In his landmark 2014 essay, “The Case for Reparations,” Ta-Nehisi Coates sought to document those debts in some detail, but concluded that the most important step white America needed to take was simply to acknowledge its falsified history and come to grips with what that means today:
“Reparations — by which I mean the full acceptance of our collective biography and its consequences — is the price we must pay to see ourselves squarely …

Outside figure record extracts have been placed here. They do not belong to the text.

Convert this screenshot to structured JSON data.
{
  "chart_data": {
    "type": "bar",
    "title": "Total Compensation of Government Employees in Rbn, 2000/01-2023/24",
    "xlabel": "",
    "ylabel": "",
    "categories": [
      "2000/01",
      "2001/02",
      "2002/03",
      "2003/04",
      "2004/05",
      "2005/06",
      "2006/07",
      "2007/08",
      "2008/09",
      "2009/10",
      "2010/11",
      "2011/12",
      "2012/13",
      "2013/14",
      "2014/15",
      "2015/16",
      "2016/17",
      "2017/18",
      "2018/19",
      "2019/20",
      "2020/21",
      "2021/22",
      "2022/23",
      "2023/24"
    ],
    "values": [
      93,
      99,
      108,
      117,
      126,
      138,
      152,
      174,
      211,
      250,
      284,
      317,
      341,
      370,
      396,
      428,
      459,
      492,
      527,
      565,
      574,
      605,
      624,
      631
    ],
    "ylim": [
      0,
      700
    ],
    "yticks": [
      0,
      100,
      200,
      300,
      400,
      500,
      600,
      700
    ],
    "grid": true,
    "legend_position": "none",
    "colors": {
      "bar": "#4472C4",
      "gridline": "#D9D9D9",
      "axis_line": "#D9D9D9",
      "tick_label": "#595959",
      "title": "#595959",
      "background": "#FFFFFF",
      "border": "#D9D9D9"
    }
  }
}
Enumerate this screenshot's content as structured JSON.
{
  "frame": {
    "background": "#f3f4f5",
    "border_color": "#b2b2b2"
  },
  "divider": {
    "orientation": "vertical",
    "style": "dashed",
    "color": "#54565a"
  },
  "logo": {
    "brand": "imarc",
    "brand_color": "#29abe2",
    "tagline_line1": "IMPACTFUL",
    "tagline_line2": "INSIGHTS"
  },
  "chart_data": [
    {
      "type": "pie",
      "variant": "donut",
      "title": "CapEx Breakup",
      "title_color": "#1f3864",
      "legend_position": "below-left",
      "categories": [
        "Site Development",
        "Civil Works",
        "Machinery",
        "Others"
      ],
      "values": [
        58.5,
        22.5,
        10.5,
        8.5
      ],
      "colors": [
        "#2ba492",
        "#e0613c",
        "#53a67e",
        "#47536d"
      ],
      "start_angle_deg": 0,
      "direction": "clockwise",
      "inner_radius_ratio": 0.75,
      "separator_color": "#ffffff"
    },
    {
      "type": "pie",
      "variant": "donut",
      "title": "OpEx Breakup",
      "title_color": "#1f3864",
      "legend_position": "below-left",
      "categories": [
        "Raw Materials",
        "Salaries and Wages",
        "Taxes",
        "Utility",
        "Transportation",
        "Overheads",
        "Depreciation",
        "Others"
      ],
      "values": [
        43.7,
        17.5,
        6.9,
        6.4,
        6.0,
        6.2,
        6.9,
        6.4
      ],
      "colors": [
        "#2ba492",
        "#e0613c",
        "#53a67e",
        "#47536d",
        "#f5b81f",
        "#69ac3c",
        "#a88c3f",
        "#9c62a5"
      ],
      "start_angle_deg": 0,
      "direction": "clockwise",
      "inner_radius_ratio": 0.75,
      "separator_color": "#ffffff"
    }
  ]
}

“What I’m talking about is more than recompense for past injustices — more than a handout, a payoff, hush money, or a reluctant bribe. What I’m talking about is a national reckoning that would lead to spiritual renewal. Reparations would mean the end of scarfing hot dogs on the Fourth of July while denying the facts of our heritage. Reparations would mean the end of yelling ‘patriotism’ while waving a Confederate flag. Reparations would mean a revolution of the American consciousness, a reconciling of our self-image as the great democratizer with the facts of our history.”
This idea may not be as controversial as cash reparations, but even if stated honestly, it will become a target for fury among the MAGA folk who believe the abolition of slavery discharged all obligations to African-Americans, and that the falsified past Coates speaks of was one long reign of glory endangered by political correctness and the demands of the previously marginalized. One of the most pervasive ideas of contemporary conservatism (championed, for example, by one of its leading lights, former House Speaker Paul Ryan), in fact, is that liberating impoverished people is best accomplished by denying them any government assistance at all, so as to spur them on the road to self-sufficiency.
So Democrats and the media need to set the record straight on what “reparations” actually mean when discussed by Warren, Harris, and others. But they shouldn’t run away from the inevitable conflicts over what they domean and do propose. They owe a reckoning over racism’s legacy not just to the descendants of slaves and sharecroppers and victims of official and unofficial discrimination; they owe it to their country and its willingness to live up to its purported values.
If that offers Donald Trump another demagogic talking point for 2020, so be it. He’s not going to start telling the truth simply because Democrats tell less of the truth than they should.